Le lanternon permet de repérer un taxi montréalais en service de loin. Il fournit aussi le nom de la compagnie à laquelle le chauffeur est associé, avec ses coordonnées.
Taxi - Rue Sainte-Catherine 1966
Un tel usage du lanternon sur la toiture d’un véhicule s’est généralisé vers la fin de la Seconde Guerre mondiale, et perdure jusqu’à maintenant. Sa codification est simple et universelle. S’il n’y a pas de client dans la voiture, le lanternon est allumé. Dès lors, n’importe qui peut le prendre ou le héler sur la route. S’il y a un client à l’intérieur, le chauffeur de taxi doit éteindre l’enseigne lumineuse et mettre le taximètre en marche (compteur qui calcule le prix d’une course à la fin du trajet). Il faut savoir que tout véhicule doit être obligatoirement équipé d’un lanternon et d’un taximètre pour porter l’appellation « taxi ». C’est ce qui le distingue des autres types de transport rémunéré des personnes par automobile.
Évolution du lanternon
Taxi - article lanternon
Durant les années 1960, les compagnies de taxi s’opposent vivement à l’application d’un règlement de la Ville de Montréal qui les obligerait à porter une enseigne de toit uniforme, ce qui aurait pour effet de noyer les taxis dans la masse de la circulation. Au contraire, elles réclament de conserver le nom de leur marque sur leur lanternon de manière à être identifiables par les clients qui souhaitent privilégier une compagnie au détriment d’une autre.

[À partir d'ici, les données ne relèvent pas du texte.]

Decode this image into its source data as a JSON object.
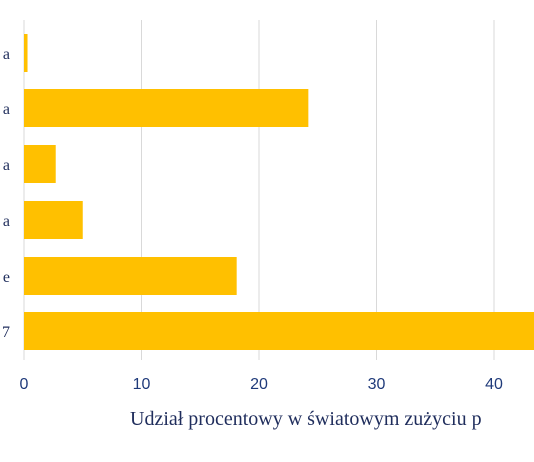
{
  "chart_data": {
    "type": "bar",
    "orientation": "horizontal",
    "category_labels_visible": [
      "a",
      "a",
      "a",
      "a",
      "e",
      "7"
    ],
    "values": [
      0.3,
      24.2,
      2.7,
      5.0,
      18.1,
      43.5
    ],
    "xlim": [
      0,
      43.5
    ],
    "x_ticks": [
      "0",
      "10",
      "20",
      "30",
      "40"
    ],
    "xlabel": "Udział procentowy w światowym zużyciu p",
    "grid": true,
    "bar_color": "#ffc000",
    "grid_color": "#d9d9d9",
    "tick_color": "#1f3a7a",
    "text_color": "#1f2d5c"
  }
}
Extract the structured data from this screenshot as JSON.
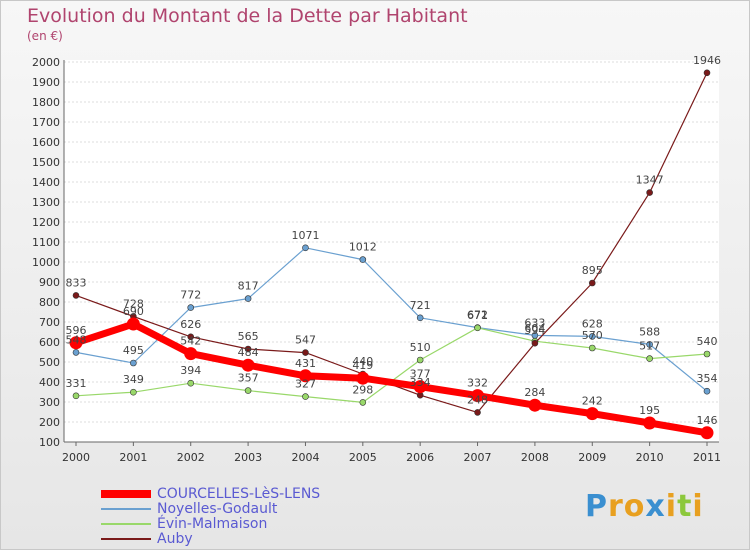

En 2010, le Bureau du taxi de Montréal légifère finalement pour demander une standardisation généralisée, puis lance, en 2017, la toute première image de marque de taxi, Taxi Bonjour, laquelle influencera parfois la couleur du lanternon de certaines compagnies de taxi.
En 2020, la nouvelle loi provinciale supprime l’application de plusieurs des normes préalablement établies par le Bureau. Par conséquent, les chauffeurs peuvent mettre les lanternons qu’ils veulent, ce qui crée un certain relâchement et le recul d’une uniformité d’ensemble.
Fabrication, formes, couleurs et matériaux
Lanternon de taxi
Pour obtenir l’objet convoité, il suffit de découper la forme dans des feuilles d’acrylique, de mouler les contours et de les assembler avec de la colle. L’impression des informations sur le lanternon (nom et numéro de téléphone de l’intermédiaire) se fait à l’encre ou à la peinture jusqu’en 2003 ou 2004. Par la suite, les ateliers mettent fin à cette pratique trop exigeante et adoptent le vinyle qui est apposé directement sur le lanternon. Comme ces ateliers fabriquent plusieurs lanternons à la fois, ils finissent par acquérir une multitude de moules préfabriqués qu’ils conservent en réserve avec les spécifications propres à chacune des compagnies.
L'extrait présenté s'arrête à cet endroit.